On this day in 1963: Tottenham become first British club to win European trophy
Bill Nicholson’s side thrashed Atletico Madrid 5-1 in the final of the European Cup Winners’ Cup.
Tottenham became the first British team to win a European trophy on May 15, 1963.
Bill Nicholson’s side thrashed Atletico Madrid 5-1 in the final of the European Cup Winners’ Cup in Rotterdam.

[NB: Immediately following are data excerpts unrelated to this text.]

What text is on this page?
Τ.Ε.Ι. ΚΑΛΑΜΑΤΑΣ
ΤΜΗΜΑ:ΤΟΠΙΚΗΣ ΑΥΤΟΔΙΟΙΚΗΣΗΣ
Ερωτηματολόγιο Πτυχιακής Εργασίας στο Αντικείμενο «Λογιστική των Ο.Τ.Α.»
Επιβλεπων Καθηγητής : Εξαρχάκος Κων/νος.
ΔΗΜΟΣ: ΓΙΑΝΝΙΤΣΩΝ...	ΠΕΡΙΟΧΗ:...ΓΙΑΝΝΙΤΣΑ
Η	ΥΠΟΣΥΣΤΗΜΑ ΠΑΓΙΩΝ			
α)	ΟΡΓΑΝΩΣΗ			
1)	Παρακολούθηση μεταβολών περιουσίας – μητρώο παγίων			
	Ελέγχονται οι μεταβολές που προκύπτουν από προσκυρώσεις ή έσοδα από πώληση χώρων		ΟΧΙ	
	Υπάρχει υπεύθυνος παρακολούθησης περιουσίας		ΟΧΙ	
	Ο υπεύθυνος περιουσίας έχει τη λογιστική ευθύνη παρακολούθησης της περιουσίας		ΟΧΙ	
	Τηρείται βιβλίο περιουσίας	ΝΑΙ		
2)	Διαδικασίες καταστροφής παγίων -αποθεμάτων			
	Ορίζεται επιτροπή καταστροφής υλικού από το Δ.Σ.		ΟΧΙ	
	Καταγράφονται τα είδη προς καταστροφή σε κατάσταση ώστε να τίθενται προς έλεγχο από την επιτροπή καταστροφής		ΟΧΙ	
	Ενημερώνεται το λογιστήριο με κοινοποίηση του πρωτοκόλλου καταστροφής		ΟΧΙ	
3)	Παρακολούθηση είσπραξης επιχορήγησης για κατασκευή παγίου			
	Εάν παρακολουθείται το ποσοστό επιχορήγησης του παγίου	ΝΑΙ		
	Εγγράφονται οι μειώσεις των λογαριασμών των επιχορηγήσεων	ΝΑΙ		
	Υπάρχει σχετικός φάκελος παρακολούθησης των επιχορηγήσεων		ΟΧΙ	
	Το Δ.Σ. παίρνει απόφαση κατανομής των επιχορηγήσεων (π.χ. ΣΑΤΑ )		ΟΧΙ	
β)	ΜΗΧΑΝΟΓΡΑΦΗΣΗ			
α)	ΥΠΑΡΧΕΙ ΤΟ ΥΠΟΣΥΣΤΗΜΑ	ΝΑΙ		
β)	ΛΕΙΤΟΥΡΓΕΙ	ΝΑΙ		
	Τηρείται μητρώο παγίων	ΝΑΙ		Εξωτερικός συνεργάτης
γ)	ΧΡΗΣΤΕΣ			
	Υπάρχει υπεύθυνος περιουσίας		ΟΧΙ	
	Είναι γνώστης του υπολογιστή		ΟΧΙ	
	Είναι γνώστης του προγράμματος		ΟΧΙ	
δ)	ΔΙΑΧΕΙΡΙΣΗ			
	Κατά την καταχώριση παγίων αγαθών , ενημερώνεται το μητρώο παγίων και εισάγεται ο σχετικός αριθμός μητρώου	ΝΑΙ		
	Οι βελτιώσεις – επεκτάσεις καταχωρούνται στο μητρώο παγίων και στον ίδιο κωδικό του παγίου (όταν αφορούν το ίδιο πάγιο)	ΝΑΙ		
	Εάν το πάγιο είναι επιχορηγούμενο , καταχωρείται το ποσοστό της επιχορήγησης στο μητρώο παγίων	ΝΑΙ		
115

Tottenham’s success came after a string of near misses for the UK. Manchester United had twice lost in the European Cup semi-finals, the second time weeks after the Munich air disaster, and Hibernian, Rangers, Dundee and Spurs had also reached the last four – Tottenham losing to eventual winners Benfica in 1962. The Cup Winners’ Cup was in its third season with Rangers having lost to Fiorentina in the first final while the Inter-Cities Fairs Cup, the precursor to the UEFA Cup, had seen a London X1 and Birmingham City, twice, losing in finals.
Road to Rotterdam
Spurs qualified for the tournament when they retained the FA Cup with a 3-1 Wembley win over Burnley. Their run started with an emphatic win over Rangers, beating them home and away in an 8-4 aggregate victory before overturning a 2-0 first-leg deficit with a 6-0 thrashing of Slovan Bratislava at White Hart Lane. Spurs then qualified for the final by beating Yugoslavian cup winners OFK Beograd 5-2 on aggregate.
Greavsie at the Double
Jimmy Greaves and Terry Dyson both hit doubles as Spurs romped to victory. Greaves opened the scoring with a brilliant first-time finish before Scotland international John White fired high into the net. Atletico pulled one back from the spot just after the interval and Spurs had some nervy moments before the Spanish sides’ goalkeeper let Dyson’s cross slip through his hands and into the net. Greaves and Dyson added to the scoreline with expertly-taken strikes.
The Glory, Glory Years
The triumph continued a trophy-laden spell in the history of Tottenham, following on from their double in 1961 and retaining the FA Cup the following season. Spurs finished runners-up in the league in the season of their European triumph, during a run when they were in the top three in six seasons out of seven. Nicholson’s side also won the Charity Shield in 1961 and 1962 and would win the FA Cup in 1967.